Yaşı on yedi.
Ömrünün baharında. Taşı sıksa suyunu çıkaracak denilir ya işte öyle. Ama şimdi aciz. Yapacak bir şeyi yok, beklemekten başka. Evleri yerle bir olmuş, enkaz üzerine çökmüş bütün dünya üzerine bir dağ gibi yığılmış durumda.
Bir hayat üçgeni onu hayatta tuttu. Nefes alıp veriyor. Kendi kendine şükürler olsun nefes alıyorum, diye iç geçirdi. O kara gözler karanlık içinde kalmış bir şey görmüyor.
Karanlık.
Karanlık ve soğuk.
Sıcacık yatağı kaç kat aşağıya düştüyse yanında da o var, yatağının yanında.

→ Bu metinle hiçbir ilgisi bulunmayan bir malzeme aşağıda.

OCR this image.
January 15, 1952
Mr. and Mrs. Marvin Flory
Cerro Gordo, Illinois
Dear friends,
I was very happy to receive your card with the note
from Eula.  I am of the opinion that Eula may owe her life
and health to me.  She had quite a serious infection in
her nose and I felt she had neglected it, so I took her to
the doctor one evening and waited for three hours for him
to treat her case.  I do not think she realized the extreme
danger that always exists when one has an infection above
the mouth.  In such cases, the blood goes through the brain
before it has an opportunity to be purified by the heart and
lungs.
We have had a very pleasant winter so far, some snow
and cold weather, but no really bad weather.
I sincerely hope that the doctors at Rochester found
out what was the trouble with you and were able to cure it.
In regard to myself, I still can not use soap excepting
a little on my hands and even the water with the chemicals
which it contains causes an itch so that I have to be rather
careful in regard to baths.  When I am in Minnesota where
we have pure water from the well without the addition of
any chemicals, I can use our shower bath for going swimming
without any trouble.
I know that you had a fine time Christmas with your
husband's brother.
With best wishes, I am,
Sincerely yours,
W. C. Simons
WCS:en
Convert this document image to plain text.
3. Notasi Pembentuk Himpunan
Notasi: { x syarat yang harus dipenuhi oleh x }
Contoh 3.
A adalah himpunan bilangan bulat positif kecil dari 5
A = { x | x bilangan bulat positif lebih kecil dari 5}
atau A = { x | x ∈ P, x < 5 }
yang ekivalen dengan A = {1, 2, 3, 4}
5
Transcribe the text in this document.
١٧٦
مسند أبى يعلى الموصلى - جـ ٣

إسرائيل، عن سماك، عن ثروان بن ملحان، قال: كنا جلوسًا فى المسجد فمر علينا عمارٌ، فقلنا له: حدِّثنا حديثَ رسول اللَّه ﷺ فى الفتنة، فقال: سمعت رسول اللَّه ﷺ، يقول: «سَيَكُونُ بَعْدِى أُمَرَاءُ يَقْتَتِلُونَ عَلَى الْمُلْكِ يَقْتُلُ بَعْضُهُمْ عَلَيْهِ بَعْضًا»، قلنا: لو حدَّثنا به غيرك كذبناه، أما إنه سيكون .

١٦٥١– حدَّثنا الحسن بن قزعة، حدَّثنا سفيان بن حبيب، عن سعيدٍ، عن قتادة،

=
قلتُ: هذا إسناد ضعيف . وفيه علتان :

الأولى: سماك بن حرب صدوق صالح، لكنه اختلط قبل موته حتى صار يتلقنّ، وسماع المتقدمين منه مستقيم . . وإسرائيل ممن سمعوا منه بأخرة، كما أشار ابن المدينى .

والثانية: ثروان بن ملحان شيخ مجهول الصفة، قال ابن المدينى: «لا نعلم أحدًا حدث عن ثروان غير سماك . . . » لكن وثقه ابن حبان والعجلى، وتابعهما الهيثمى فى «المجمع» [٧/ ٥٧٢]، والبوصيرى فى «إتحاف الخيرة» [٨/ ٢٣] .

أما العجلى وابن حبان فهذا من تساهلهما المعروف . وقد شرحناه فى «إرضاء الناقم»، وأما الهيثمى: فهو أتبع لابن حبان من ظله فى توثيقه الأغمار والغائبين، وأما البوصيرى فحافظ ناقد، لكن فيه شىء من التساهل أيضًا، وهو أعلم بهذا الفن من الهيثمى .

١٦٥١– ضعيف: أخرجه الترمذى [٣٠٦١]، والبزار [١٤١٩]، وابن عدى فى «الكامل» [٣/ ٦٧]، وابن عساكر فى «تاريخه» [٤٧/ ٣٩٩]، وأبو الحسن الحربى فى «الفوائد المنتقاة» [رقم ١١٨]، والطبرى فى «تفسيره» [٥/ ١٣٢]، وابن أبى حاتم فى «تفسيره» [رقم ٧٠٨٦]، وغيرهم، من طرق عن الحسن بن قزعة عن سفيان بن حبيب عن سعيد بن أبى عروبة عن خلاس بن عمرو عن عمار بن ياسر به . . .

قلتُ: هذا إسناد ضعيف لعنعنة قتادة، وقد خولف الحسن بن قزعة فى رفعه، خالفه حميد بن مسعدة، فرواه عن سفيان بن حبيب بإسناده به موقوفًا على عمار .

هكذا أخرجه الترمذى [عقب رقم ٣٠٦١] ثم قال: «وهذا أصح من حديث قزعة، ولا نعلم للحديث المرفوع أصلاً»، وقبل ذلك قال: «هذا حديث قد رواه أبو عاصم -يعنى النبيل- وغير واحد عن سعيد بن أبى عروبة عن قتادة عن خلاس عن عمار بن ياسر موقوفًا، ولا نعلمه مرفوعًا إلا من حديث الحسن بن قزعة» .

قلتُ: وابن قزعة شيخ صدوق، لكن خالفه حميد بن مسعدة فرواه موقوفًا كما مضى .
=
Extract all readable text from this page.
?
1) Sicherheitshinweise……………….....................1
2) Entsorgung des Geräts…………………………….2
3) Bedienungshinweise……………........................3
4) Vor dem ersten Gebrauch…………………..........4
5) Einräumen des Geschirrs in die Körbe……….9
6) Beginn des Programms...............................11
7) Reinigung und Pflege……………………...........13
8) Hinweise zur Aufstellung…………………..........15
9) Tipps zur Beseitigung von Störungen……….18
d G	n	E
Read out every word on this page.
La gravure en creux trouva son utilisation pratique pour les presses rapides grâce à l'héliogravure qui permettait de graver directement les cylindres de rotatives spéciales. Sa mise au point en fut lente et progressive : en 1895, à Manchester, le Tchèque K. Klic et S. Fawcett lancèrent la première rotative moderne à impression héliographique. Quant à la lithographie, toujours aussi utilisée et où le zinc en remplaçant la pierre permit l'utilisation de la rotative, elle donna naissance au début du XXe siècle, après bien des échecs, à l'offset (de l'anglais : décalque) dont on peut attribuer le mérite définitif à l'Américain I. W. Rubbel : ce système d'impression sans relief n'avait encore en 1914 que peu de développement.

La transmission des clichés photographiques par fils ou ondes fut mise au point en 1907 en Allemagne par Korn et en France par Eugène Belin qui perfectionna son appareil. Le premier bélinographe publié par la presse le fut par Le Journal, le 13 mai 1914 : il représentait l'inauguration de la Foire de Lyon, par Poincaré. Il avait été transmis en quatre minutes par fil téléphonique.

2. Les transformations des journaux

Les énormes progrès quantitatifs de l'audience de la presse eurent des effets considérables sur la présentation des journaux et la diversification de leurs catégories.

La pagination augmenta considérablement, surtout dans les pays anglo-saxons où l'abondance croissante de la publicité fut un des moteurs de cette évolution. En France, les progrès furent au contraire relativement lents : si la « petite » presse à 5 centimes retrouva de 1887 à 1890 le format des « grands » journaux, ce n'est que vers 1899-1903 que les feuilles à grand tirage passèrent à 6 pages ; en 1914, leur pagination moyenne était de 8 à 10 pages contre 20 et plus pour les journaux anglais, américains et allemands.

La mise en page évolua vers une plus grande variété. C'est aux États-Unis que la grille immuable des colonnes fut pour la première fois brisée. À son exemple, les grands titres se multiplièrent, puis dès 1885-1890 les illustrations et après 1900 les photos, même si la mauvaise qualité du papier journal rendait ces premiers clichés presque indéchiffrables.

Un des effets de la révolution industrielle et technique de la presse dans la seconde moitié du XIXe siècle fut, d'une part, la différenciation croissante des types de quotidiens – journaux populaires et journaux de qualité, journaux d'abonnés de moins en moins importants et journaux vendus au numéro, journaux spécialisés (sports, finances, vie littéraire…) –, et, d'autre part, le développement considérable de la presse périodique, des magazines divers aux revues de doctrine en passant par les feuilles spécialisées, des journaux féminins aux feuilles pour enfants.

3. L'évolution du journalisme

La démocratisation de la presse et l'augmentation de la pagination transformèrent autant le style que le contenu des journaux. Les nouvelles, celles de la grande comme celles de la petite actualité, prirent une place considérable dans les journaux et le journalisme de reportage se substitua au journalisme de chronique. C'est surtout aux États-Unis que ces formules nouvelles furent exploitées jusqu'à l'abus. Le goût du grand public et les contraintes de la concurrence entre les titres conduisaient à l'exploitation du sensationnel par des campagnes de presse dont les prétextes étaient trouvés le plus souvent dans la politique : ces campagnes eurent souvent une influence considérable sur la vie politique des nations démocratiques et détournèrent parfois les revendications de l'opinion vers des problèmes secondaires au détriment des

Gürültü ile yuvarlandı. Toz dumana karıştı. Sessizlik oldu. Her yer duruldu. Kulağına ilk önce bir kedi sesi geldi. Sonra bir su sesi. Bir süre sonra sesler yok oldu. Issızlığın içinde kaldı. Issız ve kimsesiz. Bir başına, yalnız.
Eliyle etrafını kolaçan etti. Ayaklarını kontrol etti. Hareket etmeyi denedi.
Biraz daha rahatladı. Doğrulmayı denedi. Kapana kısılmış gibi hissetti.
Hareket edebiliyor olmasına sevindi. Hareket edecek durumda olması onun umudunu iyice artırdı.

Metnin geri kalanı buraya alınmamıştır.